Cativeiro
Há uma parte de mim que tem sede pela vida além do mundano. Vez em quando ela assume o controle e eu nem percebo. Começa chegando devagar e quando noto já tem uma passagem comprada para encontrar um quase desconhecido em outro país, uma mensagem enviada para aquele que havia prometido nunca mais dirigir a palavra, um sim a um convite inusitado. Nem sempre me relaciono bem com essa parte que me habita. Ela me faz vulnerável, faz com que eu me sujeite à possibilidade de rejeição, faz com que eu acorde com ressacas cheias de culpa. Mas é ela que faz com que eu olhe pra trás e reconheça o tanto de caminho interessante que já percorri.

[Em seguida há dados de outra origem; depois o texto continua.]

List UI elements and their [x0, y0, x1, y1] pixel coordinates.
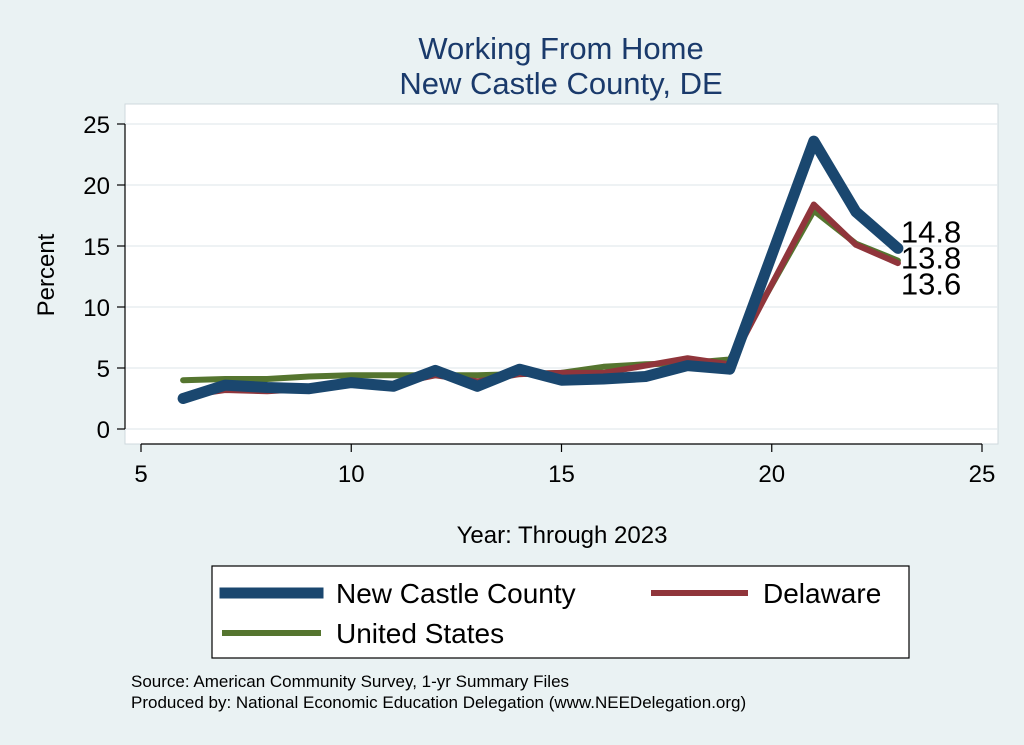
- x-tick-label-5: 5: [134, 461, 147, 488]
- chart-subtitle: New Castle County, DE: [399, 66, 722, 101]
- chart-title: Working From Home: [418, 31, 703, 66]
- end-label-united-states: 13.8: [901, 240, 961, 275]
- legend: New Castle County Delaware United States: [211, 565, 910, 659]
- legend-box: [211, 565, 910, 659]
- y-tick-label-10: 10: [83, 295, 110, 322]
- end-label-delaware: 13.6: [901, 266, 961, 301]
- y-tick-label-5: 5: [97, 356, 110, 383]
- grid: [125, 123, 998, 430]
- produced-by-note: Produced by: National Economic Education…: [131, 693, 746, 712]
- series-line-new-castle-county: [177, 135, 904, 404]
- legend-label-new-castle-county: New Castle County: [336, 578, 576, 609]
- x-tick-label-10: 10: [338, 461, 365, 488]
- legend-label-united-states: United States: [336, 618, 504, 649]
- series-layer: [177, 135, 904, 404]
- y-axis-label: Percent: [33, 233, 60, 316]
- x-axis-label: Year: Through 2023: [457, 522, 668, 549]
- x-tick-label-15: 15: [548, 461, 575, 488]
- source-note: Source: American Community Survey, 1-yr …: [131, 672, 569, 691]
- legend-label-delaware: Delaware: [763, 578, 881, 609]
- y-tick-label-0: 0: [97, 417, 110, 444]
- x-tick-label-25: 25: [969, 461, 996, 488]
- y-tick-label-25: 25: [83, 112, 110, 139]
- y-tick-label-15: 15: [83, 234, 110, 261]
- x-tick-label-20: 20: [758, 461, 785, 488]
- end-label-new-castle-county: 14.8: [901, 214, 961, 249]
- end-labels: 14.813.813.6: [901, 214, 961, 301]
- y-tick-label-20: 20: [83, 173, 110, 200]
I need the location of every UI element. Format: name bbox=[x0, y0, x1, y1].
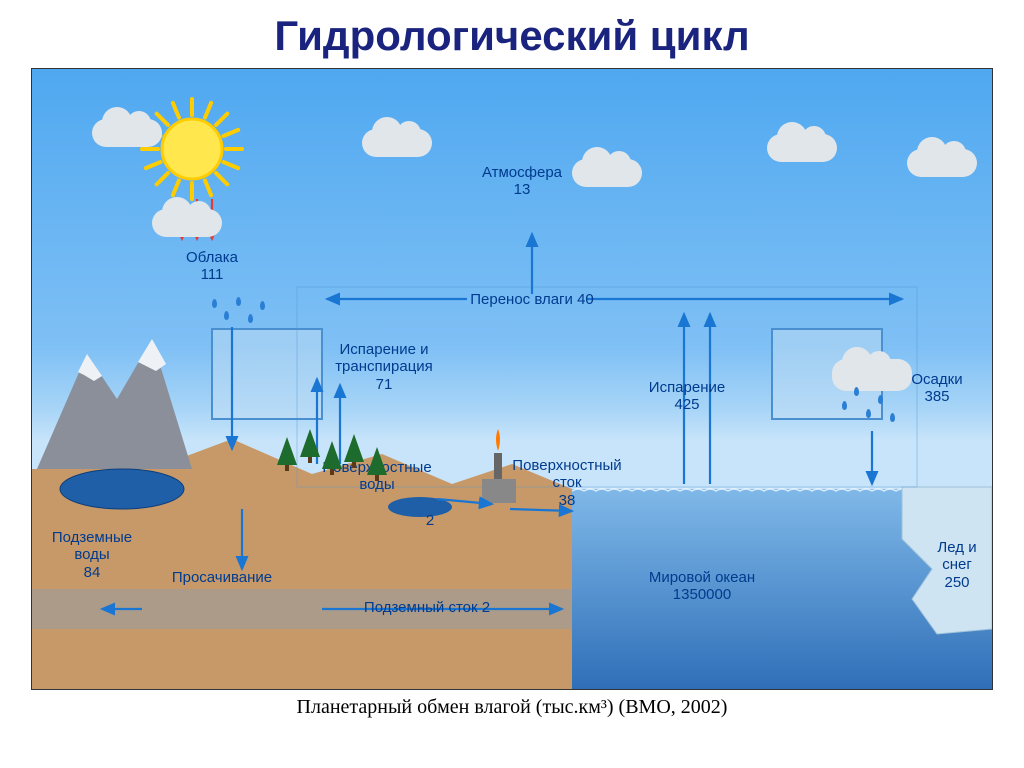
raindrop-icon bbox=[854, 387, 859, 396]
tree-icon bbox=[367, 447, 387, 475]
tree-icon bbox=[344, 434, 364, 462]
cloud-icon bbox=[572, 159, 642, 187]
raindrop-icon bbox=[236, 297, 241, 306]
groundwater-label: Подземные воды84 bbox=[42, 529, 142, 581]
page-title: Гидрологический цикл bbox=[0, 0, 1024, 68]
surface-water-value: 2 bbox=[420, 512, 440, 529]
surface-runoff-label: Поверхностный сток38 bbox=[502, 457, 632, 509]
cloud-icon bbox=[152, 209, 222, 237]
cloud-icon bbox=[767, 134, 837, 162]
raindrop-icon bbox=[224, 311, 229, 320]
atmosphere-label: Атмосфера13 bbox=[462, 164, 582, 199]
tree-icon bbox=[277, 437, 297, 465]
transport-label: Перенос влаги 40 bbox=[462, 291, 602, 308]
ice-label: Лед и снег250 bbox=[927, 539, 987, 591]
raindrop-icon bbox=[260, 301, 265, 310]
raindrop-icon bbox=[878, 395, 883, 404]
evaporation-label: Испарение425 bbox=[637, 379, 737, 414]
cloud-icon bbox=[92, 119, 162, 147]
percolation-label: Просачивание bbox=[162, 569, 282, 586]
evapotrans-label: Испарение и транспирация71 bbox=[324, 341, 444, 393]
cloud-icon bbox=[362, 129, 432, 157]
raindrop-icon bbox=[866, 409, 871, 418]
clouds-label: Облака111 bbox=[172, 249, 252, 284]
tree-icon bbox=[322, 441, 342, 469]
raindrop-icon bbox=[212, 299, 217, 308]
raindrop-icon bbox=[248, 314, 253, 323]
gw-flow-label: Подземный сток 2 bbox=[347, 599, 507, 616]
raindrop-icon bbox=[890, 413, 895, 422]
caption: Планетарный обмен влагой (тыс.км³) (ВМО,… bbox=[0, 696, 1024, 719]
raindrop-icon bbox=[842, 401, 847, 410]
diagram: Атмосфера13 Облака111 Перенос влаги 40 И… bbox=[31, 68, 993, 690]
cloud-icon bbox=[907, 149, 977, 177]
rain-cloud-icon bbox=[832, 359, 912, 391]
tree-icon bbox=[300, 429, 320, 457]
ocean-label: Мировой океан1350000 bbox=[622, 569, 782, 604]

Quando ela decide dizer sim, passo dias mágicos na Itália na compainha de um estranho que se revelou um tanto especial. Quando ela diz que prefere quebrar a cara a não ter vivido, me faz percorrer ruas iluminadas por estrelas numa noite de verão e fazer amizades no caminho. Quando ela se convence que pode, me lança numa empreitada para viver de meus talentos. Quando ela percebe que precisa parar de se diminuir para caber, consigo encontrar um lar possível do jeito que sempre sonhei.

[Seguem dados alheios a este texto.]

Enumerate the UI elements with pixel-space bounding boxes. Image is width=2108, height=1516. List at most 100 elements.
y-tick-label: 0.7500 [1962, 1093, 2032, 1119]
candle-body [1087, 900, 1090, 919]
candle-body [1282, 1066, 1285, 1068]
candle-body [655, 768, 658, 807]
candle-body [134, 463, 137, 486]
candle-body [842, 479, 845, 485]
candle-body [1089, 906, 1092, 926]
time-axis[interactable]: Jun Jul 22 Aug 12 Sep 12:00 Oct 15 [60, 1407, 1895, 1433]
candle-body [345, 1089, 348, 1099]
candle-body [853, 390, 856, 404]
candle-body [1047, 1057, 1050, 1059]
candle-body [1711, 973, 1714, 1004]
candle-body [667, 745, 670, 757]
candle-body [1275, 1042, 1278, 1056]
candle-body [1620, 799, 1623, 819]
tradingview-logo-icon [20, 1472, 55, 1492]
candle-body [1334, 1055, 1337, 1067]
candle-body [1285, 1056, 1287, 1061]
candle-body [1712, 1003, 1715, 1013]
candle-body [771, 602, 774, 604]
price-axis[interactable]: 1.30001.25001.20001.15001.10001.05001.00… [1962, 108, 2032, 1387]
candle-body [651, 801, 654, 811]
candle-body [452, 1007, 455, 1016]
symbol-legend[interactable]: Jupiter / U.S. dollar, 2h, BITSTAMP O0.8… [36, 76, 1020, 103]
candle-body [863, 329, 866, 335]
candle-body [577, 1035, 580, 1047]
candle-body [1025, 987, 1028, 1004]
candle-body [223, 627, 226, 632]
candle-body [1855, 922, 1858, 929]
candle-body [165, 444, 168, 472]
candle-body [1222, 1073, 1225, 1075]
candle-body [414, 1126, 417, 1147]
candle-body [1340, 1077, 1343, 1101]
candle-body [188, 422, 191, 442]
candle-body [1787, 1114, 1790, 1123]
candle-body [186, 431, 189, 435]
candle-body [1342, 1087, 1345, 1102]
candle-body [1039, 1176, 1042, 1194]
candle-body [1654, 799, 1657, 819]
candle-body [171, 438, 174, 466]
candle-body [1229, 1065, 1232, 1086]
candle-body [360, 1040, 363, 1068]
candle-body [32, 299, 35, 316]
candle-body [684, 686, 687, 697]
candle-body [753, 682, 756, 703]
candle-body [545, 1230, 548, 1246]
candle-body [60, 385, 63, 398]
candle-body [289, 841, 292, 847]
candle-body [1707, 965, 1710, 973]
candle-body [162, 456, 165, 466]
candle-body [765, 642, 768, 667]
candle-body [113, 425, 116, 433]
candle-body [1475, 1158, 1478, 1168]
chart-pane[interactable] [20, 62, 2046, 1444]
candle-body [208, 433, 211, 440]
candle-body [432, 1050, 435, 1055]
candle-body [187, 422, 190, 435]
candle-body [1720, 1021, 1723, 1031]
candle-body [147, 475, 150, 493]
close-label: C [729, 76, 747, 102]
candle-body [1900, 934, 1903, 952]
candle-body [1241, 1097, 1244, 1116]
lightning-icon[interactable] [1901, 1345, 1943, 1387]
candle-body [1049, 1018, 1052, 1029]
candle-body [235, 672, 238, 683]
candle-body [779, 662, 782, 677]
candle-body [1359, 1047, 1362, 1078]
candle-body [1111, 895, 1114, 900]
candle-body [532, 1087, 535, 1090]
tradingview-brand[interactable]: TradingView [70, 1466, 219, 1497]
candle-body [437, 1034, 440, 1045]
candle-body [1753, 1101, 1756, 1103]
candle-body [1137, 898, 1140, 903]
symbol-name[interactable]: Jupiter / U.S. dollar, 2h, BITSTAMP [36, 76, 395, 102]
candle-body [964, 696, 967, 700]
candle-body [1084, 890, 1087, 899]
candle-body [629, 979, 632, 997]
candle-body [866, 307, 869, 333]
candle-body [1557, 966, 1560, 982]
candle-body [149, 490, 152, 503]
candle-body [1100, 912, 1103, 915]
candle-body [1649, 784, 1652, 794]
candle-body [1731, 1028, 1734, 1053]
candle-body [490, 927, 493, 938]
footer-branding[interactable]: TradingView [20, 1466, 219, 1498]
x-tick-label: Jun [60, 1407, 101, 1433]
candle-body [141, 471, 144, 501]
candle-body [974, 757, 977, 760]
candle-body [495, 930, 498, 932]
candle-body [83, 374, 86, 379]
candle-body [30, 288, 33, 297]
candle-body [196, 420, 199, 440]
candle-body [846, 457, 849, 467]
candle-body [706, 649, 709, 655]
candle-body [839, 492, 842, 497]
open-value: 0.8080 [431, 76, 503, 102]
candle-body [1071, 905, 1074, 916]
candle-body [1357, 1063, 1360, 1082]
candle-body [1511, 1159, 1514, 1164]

Não é fácil saber a hora de deixá-la asssumir. Dá bastante trabalho escutá-la. A outra parte, na maior parte das vezes, só quer fazer o que é linearmente seguro. Mas quando passo muito tempo tentando calar sua voz, ela chega quase incontrolável. Sedenta e cansada de cumprir apenas tarefas. Digo “sossega”, mas ela já está inquieta. Ao longo dos anos compreendi que ela precisa sair de vez em quando. Quanto mais cativa, mais faminta. E aí, quando solta, o resultado pode não ser tão recompensador.